New Report: As Senate confirms Kraninger to head CFPB, state and local authorities can fill the void to protect consumers

Media Contacts
Ethan Lutz


WASHINGTON — Over the past year, the Consumer Financial Protection Bureau (CFPB), the federal agency designed to protect consumers, has strayed from its mission. With that backdrop, U.S. PIRG Education Fund is releasing a new report highlighting how state and local governments are filling the void to defend consumers from unfair financial practices. The report also makes recommendations for other initiatives to protect consumers.

Ever since President Trump installed Office of Management and Budget Director Mick Mulvaney as the acting director of the CFPB 13 months ago, the agency has at best stalled on protecting consumers, and, at times, actively promoted corporate interests over those of consumers. Kathy Kraninger, the nominee to become the permanent CFPB director, was confirmed by the Senate this afternoon and is expected to continue the void in protections at the Consumer Bureau.
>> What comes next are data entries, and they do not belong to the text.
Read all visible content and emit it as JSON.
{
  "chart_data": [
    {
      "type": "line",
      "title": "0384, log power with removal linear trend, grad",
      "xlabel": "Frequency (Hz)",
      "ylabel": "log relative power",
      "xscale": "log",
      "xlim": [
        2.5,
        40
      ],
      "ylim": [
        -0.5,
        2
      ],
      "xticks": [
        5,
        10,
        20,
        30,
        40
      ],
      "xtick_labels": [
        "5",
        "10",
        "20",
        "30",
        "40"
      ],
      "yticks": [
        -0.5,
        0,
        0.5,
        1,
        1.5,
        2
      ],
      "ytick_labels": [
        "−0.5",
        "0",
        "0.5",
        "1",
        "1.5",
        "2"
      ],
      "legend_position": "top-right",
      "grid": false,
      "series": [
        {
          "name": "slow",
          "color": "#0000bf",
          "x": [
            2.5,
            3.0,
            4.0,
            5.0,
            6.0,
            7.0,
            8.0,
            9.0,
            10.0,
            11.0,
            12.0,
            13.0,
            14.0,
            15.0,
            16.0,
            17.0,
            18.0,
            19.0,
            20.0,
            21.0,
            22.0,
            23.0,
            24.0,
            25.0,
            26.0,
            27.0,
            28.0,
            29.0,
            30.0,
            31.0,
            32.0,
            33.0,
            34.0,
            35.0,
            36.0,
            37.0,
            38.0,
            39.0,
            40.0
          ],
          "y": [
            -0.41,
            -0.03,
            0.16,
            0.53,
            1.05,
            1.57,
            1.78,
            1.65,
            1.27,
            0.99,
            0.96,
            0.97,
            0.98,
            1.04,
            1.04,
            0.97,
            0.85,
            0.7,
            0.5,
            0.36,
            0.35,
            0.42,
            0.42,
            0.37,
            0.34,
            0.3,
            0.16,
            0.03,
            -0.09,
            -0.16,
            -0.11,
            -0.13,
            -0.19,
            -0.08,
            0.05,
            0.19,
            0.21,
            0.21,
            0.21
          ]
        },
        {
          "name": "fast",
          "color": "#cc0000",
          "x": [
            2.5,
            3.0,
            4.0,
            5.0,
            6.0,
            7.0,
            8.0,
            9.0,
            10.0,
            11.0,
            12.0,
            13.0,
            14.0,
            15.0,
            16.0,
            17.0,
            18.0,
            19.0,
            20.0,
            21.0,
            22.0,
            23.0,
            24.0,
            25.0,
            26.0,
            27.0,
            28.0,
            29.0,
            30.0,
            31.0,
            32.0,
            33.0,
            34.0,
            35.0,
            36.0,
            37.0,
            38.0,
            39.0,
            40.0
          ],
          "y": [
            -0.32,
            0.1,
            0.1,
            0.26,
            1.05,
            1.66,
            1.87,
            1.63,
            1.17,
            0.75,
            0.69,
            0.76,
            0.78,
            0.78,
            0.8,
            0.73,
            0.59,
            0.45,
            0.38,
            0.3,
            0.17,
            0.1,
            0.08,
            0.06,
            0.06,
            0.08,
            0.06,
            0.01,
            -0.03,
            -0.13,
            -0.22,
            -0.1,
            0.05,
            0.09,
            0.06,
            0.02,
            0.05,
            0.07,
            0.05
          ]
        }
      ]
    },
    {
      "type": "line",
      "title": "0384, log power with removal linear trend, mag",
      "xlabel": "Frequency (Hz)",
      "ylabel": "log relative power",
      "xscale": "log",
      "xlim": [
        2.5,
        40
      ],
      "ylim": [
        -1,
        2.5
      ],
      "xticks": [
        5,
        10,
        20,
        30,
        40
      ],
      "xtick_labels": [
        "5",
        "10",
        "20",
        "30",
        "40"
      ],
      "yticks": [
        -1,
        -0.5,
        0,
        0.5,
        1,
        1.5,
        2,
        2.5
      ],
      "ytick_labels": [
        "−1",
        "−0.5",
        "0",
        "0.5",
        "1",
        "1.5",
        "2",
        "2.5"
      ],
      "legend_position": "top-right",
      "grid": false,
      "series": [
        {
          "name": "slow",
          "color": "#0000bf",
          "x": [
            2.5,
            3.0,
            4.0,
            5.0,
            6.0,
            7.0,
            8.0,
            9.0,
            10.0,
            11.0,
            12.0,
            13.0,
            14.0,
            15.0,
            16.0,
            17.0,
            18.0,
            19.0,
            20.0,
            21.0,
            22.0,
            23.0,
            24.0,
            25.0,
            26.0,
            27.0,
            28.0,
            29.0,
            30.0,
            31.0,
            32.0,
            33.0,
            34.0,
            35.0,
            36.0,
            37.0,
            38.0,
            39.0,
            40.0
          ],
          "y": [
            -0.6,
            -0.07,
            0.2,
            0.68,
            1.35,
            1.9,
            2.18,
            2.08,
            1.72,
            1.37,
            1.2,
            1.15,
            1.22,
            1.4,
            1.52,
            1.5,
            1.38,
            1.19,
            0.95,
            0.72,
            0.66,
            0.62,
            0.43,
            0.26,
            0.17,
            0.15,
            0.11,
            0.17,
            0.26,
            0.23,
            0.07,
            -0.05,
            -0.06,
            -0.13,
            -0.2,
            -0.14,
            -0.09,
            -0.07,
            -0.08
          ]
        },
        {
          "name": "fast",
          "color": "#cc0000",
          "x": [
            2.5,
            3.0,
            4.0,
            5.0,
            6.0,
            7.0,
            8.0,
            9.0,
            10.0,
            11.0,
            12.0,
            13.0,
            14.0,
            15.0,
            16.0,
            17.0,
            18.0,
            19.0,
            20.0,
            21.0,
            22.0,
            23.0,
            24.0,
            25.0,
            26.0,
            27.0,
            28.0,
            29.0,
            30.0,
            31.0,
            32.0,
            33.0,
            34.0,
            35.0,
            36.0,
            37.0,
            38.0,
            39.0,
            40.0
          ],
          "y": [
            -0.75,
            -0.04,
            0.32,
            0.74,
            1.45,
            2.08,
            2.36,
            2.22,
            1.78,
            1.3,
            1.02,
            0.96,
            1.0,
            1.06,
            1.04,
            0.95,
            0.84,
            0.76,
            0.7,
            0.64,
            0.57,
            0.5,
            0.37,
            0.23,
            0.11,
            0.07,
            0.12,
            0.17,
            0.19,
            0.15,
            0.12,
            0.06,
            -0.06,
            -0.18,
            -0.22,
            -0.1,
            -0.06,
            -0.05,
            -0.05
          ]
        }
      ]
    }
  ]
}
“Kathy Kraninger has no consumer protection or financial regulation experience. We expect her to simply follow Mick Mulvaney’s playbook,” said Ethan Lutz, U.S. PIRG’s consumer fellow. “While the CFPB’s current leadership has abandoned its mission, we’re grateful that several states are taking action to make sure companies don’t take advantage of consumers.”

The report, Positioned to Protect: How State and Local Authorities Can Fill the CFPB Void, highlights the following:

  • Several states, notably New Jersey, Pennsylvania, and Virginia, have added resources to their state Attorney General Offices or have even established “mini-CFPBs,” while Maryland established its own Financial Consumer Protection Commission to provide policy recommendations to its state legislature and Attorney General.

  • State authorities unilaterally have protected their constituents and prosecuted acts that run afoul of federal “unfair, deceptive or abusive acts and practices (UDAP)” statutes.”

  • States including California, Connecticut, Illinois, and Washington, as well as the District of Columbia have enacted student loan servicer regulations and established student loan ombudsman positions.

  • A bipartisan coalition of attorneys general from numerous states have banded together to fill the enforcement void. Their tactics include expanding their Office of the Attorney General consumer protection divisions, writing letters urging for stronger enforcement, and implementing student loan borrower protections

  • The private group Cities for Financial Empowerment (CFE) has helped establish consumer financial education programs in more than 20 cities and has begun to establish city-level consumer protection enforcement in Denver, Nashville, and Salt Lake City.

“Until we get a strong CFPB back doing its only job, protecting consumers, we need to find other ways to police the financial marketplace,” said Mike Litt, consumer campaign director for U.S. PIRG. “The work of states and cities is critical and we encourage other state and local governments to study these policies and use them as a template for future action.”



U.S. PIRG (Public Interest Research Group) Education Fund is an independent, non-partisan group that works for consumers and the public interest. Through research, public education and outreach, we serve as counterweights to the influence of powerful special interests that threaten our health, safety, or well-being.